Dovremmo porre al centro la tutela della biodiversità e la valorizzazioni delle culture locali, favorendo la produzione su piccola scala, al fine di preservare l’integrità degli ecosistemi, poiché andremmo a ridurre notevolmente l’inquinamento e lo sfruttamento delle risorse naturali del pianeta.
Insomma proiettiamoci nel nostro futuro, tornando in buona parte nel passato “sostenibile”.
Stile di vita: Aumenta il consumo sostenibile
Il 5°report Osservatorio nazionale sullo stile di vita sostenibile di Life Gate, pubblicato il 31/01/2020 su un campione di 800 italiani ci mostra che il 67% è coinvolto nei confronti della sostenibilità, per la maggior parte le donne dai 35 ai 54 anni professionalmente attive, diplomate o laureate.
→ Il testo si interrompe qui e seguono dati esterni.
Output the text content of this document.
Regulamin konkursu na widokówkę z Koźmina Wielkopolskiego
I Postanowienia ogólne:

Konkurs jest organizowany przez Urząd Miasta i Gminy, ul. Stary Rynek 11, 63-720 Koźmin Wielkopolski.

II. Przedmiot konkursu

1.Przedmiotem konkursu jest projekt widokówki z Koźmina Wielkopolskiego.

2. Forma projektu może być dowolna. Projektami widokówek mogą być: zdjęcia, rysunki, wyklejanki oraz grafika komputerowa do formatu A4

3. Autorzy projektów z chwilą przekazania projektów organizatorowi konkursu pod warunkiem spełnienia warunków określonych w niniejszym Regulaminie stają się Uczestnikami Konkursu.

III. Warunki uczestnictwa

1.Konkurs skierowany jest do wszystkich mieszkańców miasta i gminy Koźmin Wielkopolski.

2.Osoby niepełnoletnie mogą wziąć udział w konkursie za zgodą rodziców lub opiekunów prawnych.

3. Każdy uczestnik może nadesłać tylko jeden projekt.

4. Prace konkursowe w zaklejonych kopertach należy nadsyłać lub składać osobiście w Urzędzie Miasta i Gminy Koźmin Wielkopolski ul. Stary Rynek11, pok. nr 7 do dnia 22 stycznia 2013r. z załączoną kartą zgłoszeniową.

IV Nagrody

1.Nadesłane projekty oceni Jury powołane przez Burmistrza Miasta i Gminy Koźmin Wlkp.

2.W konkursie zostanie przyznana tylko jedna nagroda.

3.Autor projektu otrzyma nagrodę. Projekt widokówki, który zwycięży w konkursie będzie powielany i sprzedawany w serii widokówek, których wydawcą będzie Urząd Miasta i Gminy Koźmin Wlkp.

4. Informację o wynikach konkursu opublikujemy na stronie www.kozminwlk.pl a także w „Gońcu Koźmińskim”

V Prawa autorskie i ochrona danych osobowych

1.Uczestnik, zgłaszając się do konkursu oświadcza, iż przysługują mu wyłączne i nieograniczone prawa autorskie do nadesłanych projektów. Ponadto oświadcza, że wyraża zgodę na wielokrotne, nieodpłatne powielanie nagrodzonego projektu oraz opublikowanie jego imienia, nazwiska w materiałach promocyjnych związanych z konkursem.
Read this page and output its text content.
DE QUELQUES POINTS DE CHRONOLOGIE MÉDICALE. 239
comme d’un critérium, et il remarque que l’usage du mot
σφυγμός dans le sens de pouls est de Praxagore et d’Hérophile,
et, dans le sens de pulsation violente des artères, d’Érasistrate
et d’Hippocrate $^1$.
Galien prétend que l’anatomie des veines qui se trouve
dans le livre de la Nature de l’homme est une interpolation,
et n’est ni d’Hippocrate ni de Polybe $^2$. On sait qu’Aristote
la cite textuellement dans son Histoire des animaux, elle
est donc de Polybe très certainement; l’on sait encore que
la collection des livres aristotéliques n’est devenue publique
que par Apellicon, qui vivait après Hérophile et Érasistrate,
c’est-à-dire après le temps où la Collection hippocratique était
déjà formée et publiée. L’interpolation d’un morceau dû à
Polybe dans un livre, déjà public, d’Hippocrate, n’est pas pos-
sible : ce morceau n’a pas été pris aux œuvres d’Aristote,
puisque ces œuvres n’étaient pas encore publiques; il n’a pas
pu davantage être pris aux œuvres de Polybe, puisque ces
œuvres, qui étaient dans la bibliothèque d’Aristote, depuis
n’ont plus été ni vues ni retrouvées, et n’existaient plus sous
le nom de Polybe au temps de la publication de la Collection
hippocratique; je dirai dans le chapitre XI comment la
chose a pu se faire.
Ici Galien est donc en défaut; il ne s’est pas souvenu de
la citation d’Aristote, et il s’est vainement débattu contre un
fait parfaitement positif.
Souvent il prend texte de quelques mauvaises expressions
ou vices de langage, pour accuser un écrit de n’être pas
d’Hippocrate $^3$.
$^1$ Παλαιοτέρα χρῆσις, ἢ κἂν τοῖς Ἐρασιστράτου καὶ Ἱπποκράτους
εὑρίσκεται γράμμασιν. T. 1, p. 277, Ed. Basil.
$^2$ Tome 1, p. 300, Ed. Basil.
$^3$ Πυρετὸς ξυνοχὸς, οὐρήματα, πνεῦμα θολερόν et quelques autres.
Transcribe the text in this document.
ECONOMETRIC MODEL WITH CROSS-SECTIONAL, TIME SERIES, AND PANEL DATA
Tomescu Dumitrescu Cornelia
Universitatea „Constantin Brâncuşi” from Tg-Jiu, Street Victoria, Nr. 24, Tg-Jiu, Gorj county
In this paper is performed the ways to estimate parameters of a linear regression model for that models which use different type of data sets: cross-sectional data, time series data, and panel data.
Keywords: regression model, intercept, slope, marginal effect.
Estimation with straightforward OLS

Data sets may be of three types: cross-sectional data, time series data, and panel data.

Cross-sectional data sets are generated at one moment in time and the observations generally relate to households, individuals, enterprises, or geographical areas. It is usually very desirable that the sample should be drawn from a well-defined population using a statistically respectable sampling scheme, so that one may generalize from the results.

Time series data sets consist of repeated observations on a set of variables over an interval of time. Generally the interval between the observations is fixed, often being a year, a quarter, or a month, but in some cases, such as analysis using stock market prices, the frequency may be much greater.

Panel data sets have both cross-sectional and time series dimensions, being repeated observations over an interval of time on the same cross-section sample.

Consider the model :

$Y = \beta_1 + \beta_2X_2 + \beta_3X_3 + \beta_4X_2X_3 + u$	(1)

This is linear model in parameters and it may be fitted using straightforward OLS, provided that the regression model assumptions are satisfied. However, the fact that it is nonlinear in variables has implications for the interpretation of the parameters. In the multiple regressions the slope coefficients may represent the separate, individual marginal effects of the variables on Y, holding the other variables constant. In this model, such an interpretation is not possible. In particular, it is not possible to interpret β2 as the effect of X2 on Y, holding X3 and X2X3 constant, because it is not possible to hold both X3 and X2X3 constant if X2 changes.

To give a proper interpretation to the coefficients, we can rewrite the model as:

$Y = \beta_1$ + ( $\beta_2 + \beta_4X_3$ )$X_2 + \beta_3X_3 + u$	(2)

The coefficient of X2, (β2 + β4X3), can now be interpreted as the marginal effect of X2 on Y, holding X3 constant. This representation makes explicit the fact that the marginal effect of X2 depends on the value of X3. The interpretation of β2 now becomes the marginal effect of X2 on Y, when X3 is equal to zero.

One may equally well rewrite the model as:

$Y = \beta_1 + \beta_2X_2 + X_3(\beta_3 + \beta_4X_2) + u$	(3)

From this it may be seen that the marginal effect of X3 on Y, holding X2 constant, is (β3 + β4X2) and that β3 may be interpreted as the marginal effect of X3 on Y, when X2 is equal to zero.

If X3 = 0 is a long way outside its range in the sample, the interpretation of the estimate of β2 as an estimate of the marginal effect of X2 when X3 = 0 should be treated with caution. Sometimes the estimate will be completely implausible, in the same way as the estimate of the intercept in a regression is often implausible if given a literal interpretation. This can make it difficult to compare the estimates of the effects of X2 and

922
Tra le abitudini sostenibili degli italiani abbiamo la raccolta differenziata (il 92%), l’utilizzo di elettrodomestici a basso consumo (77%), utilizzo limitato di bottiglie in plastica (40%), il consumo di cibo biologico (34%), l’utilizzo – quando necessario – di piatti e posate biodegradabili il (34%), infine il 17% utilizza capi di abbigliamento sostenibile e il 16% prodotti di cosmesi naturale.
Le motivazioni principali che spingono i consumatori a fare acquisti sostenibili sono la responsabilità verso le generazioni future, l’amore per l’ambiente, ma anche cercare di stare bene con se stessi in modo sano e naturale.
Nel nostro comportamento di tutti i giorni qualcosa sta davvero cambiando?
Questi ultimi dati certamente ci confortano, ma la strada del consumo sostenibile da percorrere è ancora tanta.
Un’obiezione comune riguardo l’acquisto sostenibile è il costo alto, che non tutti sono disposti a sostenere.
Ci sono tuttavia alternative economiche che stanno crescendo e che ci permettono di ottenere comunque prodotti di qualità sostenibile.
Buone pratiche green
Ma vediamo le buone pratiche green che noi consumatori dobbiamo adottare per rendere più sostenibili i nostri consumi:
– Sempre più persone scelgono un’alimentazione Plant-Based food, scegliamola anche noi.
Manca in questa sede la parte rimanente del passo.